According to a statement on the church’s website, the Office of the General Assembly was still awaiting an official tally Tuesday night, but Palisades Presbytery became the 86th presbytery to approve the language, giving it the majority support among the church’s 171 presbyteries.
The new language in the “Book of Order” doesn’t explicitly endorse same-sex marriage, but changes the description of marriage from a union “between a woman and a man” to being between “two people, traditionally a man and a woman.”
The presbyteries within the church have been voting on this change since last summer, when its 221st General Assembly approved the language, known as Amendment 14-F. It required support from a majority of church units to become part of the constitution.
The change is set to take effect on June 21, which is one year after the adjournment of last summer’s assembly, according to the church.

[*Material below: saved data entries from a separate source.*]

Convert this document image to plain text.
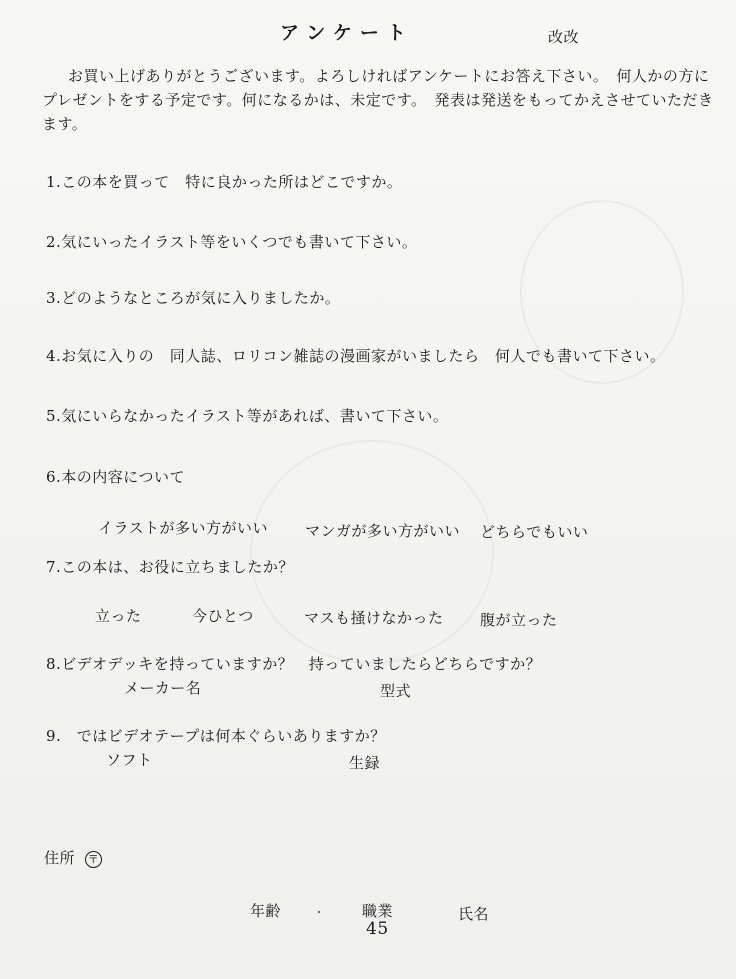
アンケート	改改
お買い上げありがとうございます。よろしければアンケートにお答え下さい。　何人かの方にプレゼントをする予定です。何になるかは、未定です。　発表は発送をもってかえさせていただきます。
1.この本を買って　特に良かった所はどこですか。
2.気にいったイラスト等をいくつでも書いて下さい。
3.どのようなところが気に入りましたか。
4.お気に入りの　同人誌、ロリコン雑誌の漫画家がいましたら　何人でも書いて下さい。
5.気にいらなかったイラスト等があれば、書いて下さい。
6.本の内容について
イラストが多い方がいい マンガが多い方がいい どちらでもいい
7.この本は、お役に立ちましたか？
立った	今ひとつ	マスも掻けなかった 腹が立った
8.ビデオデッキを持っていますか？　持っていましたらどちらですか？
メーカー名	型式
9.　ではビデオテープは何本ぐらいありますか？
ソフト	生録
住所 〒
年齢	職業	氏名
45
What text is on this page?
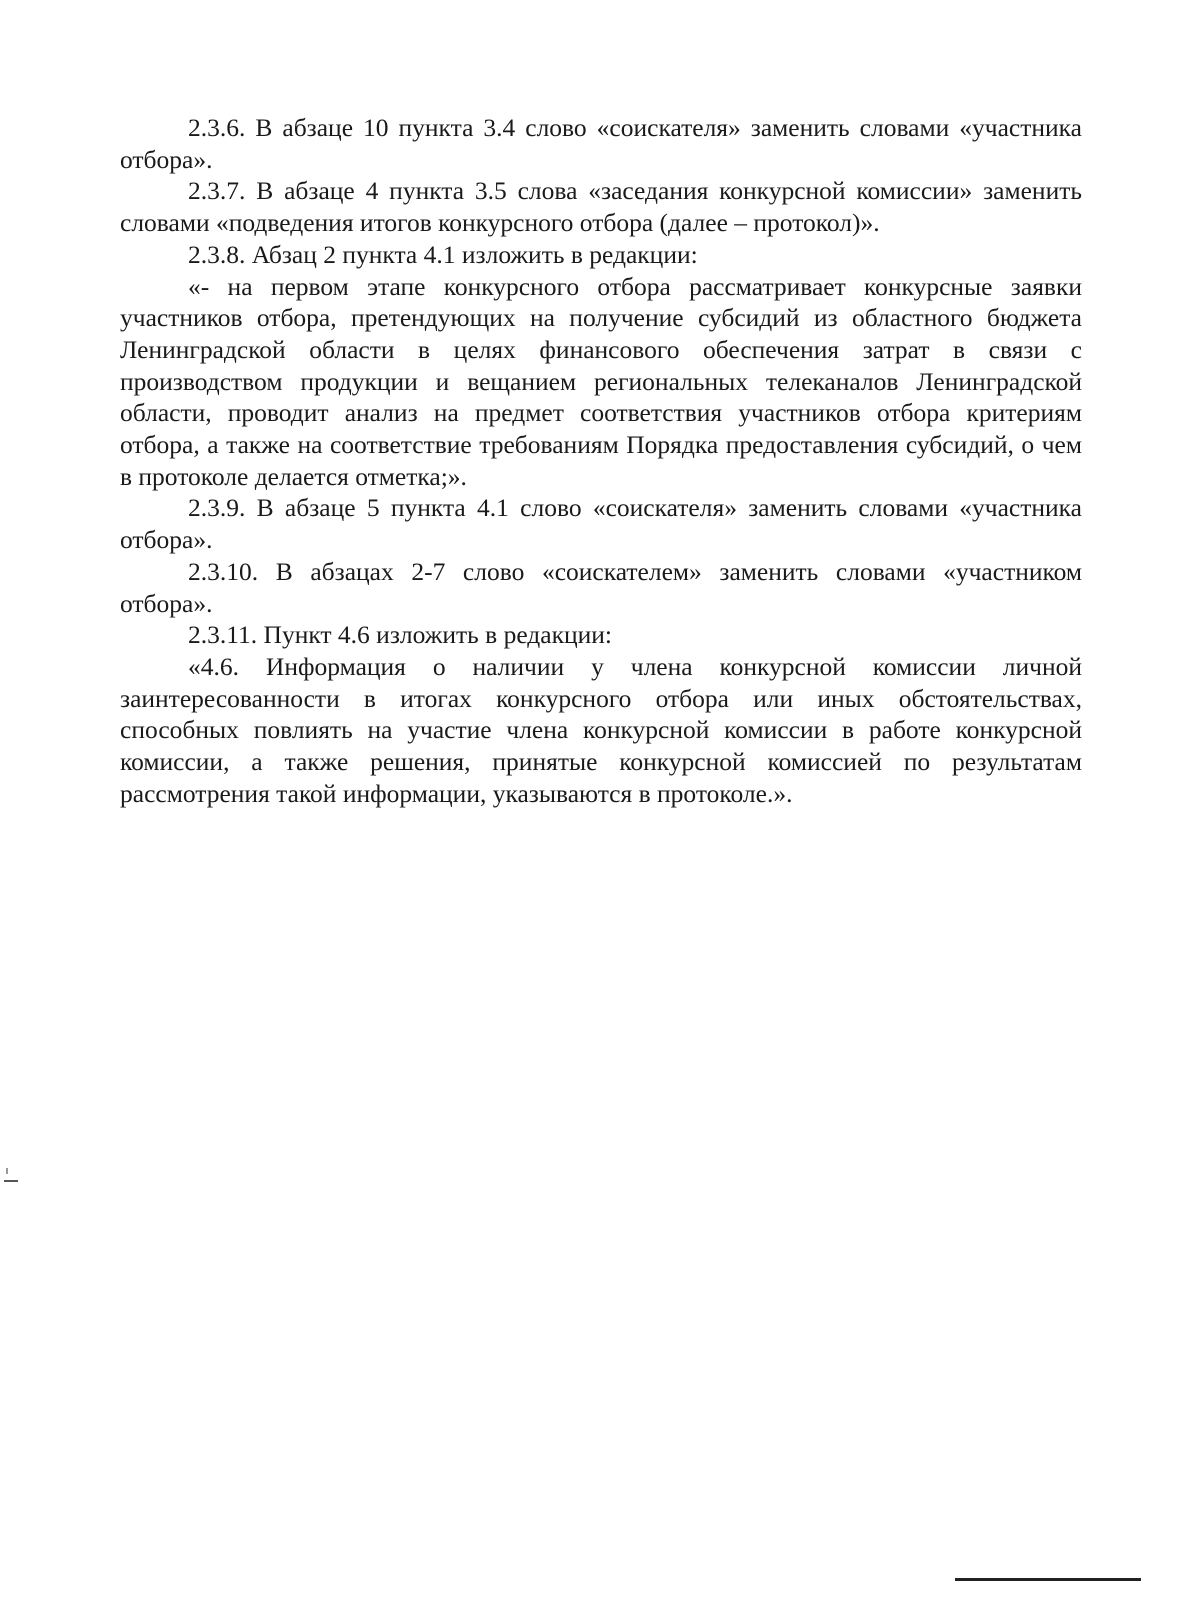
2.3.6. В абзаце 10 пункта 3.4 слово «соискателя» заменить словами «участника отбора».

2.3.7. В абзаце 4 пункта 3.5 слова «заседания конкурсной комиссии» заменить словами «подведения итогов конкурсного отбора (далее – протокол)».

2.3.8. Абзац 2 пункта 4.1 изложить в редакции:

«- на первом этапе конкурсного отбора рассматривает конкурсные заявки участников отбора, претендующих на получение субсидий из областного бюджета Ленинградской области в целях финансового обеспечения затрат в связи с производством продукции и вещанием региональных телеканалов Ленинградской области, проводит анализ на предмет соответствия участников отбора критериям отбора, а также на соответствие требованиям Порядка предоставления субсидий, о чем в протоколе делается отметка;».

2.3.9. В абзаце 5 пункта 4.1 слово «соискателя» заменить словами «участника отбора».

2.3.10. В абзацах 2-7 слово «соискателем» заменить словами «участником отбора».

2.3.11. Пункт 4.6 изложить в редакции:

«4.6. Информация о наличии у члена конкурсной комиссии личной заинтересованности в итогах конкурсного отбора или иных обстоятельствах, способных повлиять на участие члена конкурсной комиссии в работе конкурсной комиссии, а также решения, принятые конкурсной комиссией по результатам рассмотрения такой информации, указываются в протоколе.».
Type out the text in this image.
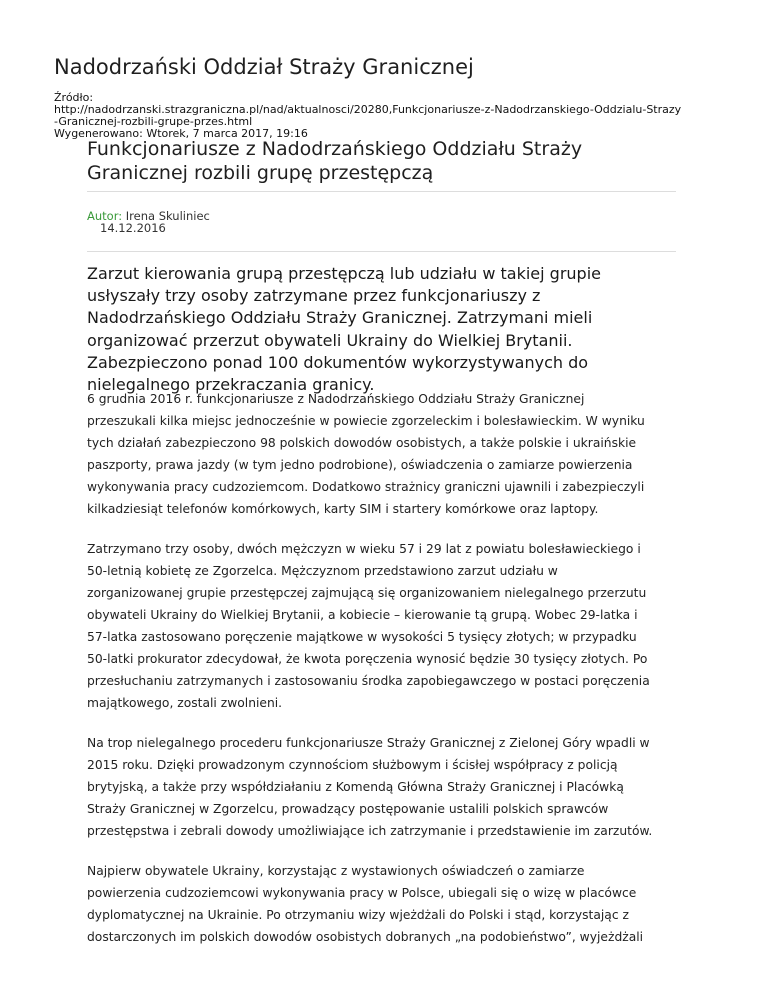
Nadodrzański Oddział Straży Granicznej
Źródło:
http://nadodrzanski.strazgraniczna.pl/nad/aktualnosci/20280,Funkcjonariusze-z-Nadodrzanskiego-Oddzialu-Strazy
-Granicznej-rozbili-grupe-przes.html
Wygenerowano: Wtorek, 7 marca 2017, 19:16
Funkcjonariusze z Nadodrzańskiego Oddziału Straży Granicznej rozbili grupę przestępczą
Autor: Irena Skuliniec
14.12.2016

Zarzut kierowania grupą przestępczą lub udziału w takiej grupie usłyszały trzy osoby zatrzymane przez funkcjonariuszy z Nadodrzańskiego Oddziału Straży Granicznej. Zatrzymani mieli organizować przerzut obywateli Ukrainy do Wielkiej Brytanii. Zabezpieczono ponad 100 dokumentów wykorzystywanych do nielegalnego przekraczania granicy.

6 grudnia 2016 r. funkcjonariusze z Nadodrzańskiego Oddziału Straży Granicznej
przeszukali kilka miejsc jednocześnie w powiecie zgorzeleckim i bolesławieckim. W wyniku
tych działań zabezpieczono 98 polskich dowodów osobistych, a także polskie i ukraińskie
paszporty, prawa jazdy (w tym jedno podrobione), oświadczenia o zamiarze powierzenia
wykonywania pracy cudzoziemcom. Dodatkowo strażnicy graniczni ujawnili i zabezpieczyli
kilkadziesiąt telefonów komórkowych, karty SIM i startery komórkowe oraz laptopy.

Zatrzymano trzy osoby, dwóch mężczyzn w wieku 57 i 29 lat z powiatu bolesławieckiego i
50-letnią kobietę ze Zgorzelca. Mężczyznom przedstawiono zarzut udziału w
zorganizowanej grupie przestępczej zajmującą się organizowaniem nielegalnego przerzutu
obywateli Ukrainy do Wielkiej Brytanii, a kobiecie – kierowanie tą grupą. Wobec 29-latka i
57-latka zastosowano poręczenie majątkowe w wysokości 5 tysięcy złotych; w przypadku
50-latki prokurator zdecydował, że kwota poręczenia wynosić będzie 30 tysięcy złotych. Po
przesłuchaniu zatrzymanych i zastosowaniu środka zapobiegawczego w postaci poręczenia
majątkowego, zostali zwolnieni.

Na trop nielegalnego procederu funkcjonariusze Straży Granicznej z Zielonej Góry wpadli w
2015 roku. Dzięki prowadzonym czynnościom służbowym i ścisłej współpracy z policją
brytyjską, a także przy współdziałaniu z Komendą Główna Straży Granicznej i Placówką
Straży Granicznej w Zgorzelcu, prowadzący postępowanie ustalili polskich sprawców
przestępstwa i zebrali dowody umożliwiające ich zatrzymanie i przedstawienie im zarzutów.

Najpierw obywatele Ukrainy, korzystając z wystawionych oświadczeń o zamiarze
powierzenia cudzoziemcowi wykonywania pracy w Polsce, ubiegali się o wizę w placówce
dyplomatycznej na Ukrainie. Po otrzymaniu wizy wjeżdżali do Polski i stąd, korzystając z
dostarczonych im polskich dowodów osobistych dobranych „na podobieństwo”, wyjeżdżali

Clergy in the Presbyterian Church (USA) were already able to perform same-sex marriage ceremonies at their own discretion in states where such marriages are legal as a result of an approved an “authoritative interpretation” approved by the General Assembly last year. But that change, which went into effect last June, doesn’t require ministers to officiate same-sex weddings.
The Presbyterian Church (USA), which boasts 1.7 million members and is the largest body of Presbyterians in the country, has struggled with the issue of same-sex marriage for some time. According to the Associated Press, the church’s General Assembly rejected a proposal in 2012 to redefine marriage as a union between “two people.”
Other Christian denominations in the U.S. that support same-sex marriage include the Episcopal Church and the United Church of Christ, which sued North Carolina to allow it to conduct same-sex marriages. Religions that continue to oppose same-sex marriage are the Catholic Church and the Church of Jesus Christ of Latter-day Saints, also known as the Mormon Church.
“Finally, the church in its constitutional documents fully recognizes that the love of gays and lesbian couples is worth celebrating in the faith community,” said Rev. Brian D. Ellison, executive director of the Covenant Network of Presbyterians, which advocates gay inclusion in the church, in an interview with the New York Times. “There is still disagreement, and I don’t mean to minimize that, but I think we are learning that we can disagree and still be church together.”
Evan Wolfson, president of Freedom to Marry, said the change is reflective of the growing support of marriage equality throughout the country.
“This is yet another powerful mainstream affirmation of America’s movement to embrace the freedom to marry as a reflection of the morality of treating everyone as we all would want to be treated,” said Wolfson.
The move was met with some criticism from conservatives in the church. Paul Detterman, national director of The Fellowship Community, a group of conservatives who have stayed in the church, told the New York Times, “Our objection to the passage of the marriage amendment is in no way, shape or form anti-gay. It is in no way intended as anything but concern that the church is capitulating to the culture and is misrepresenting the message of Scripture.”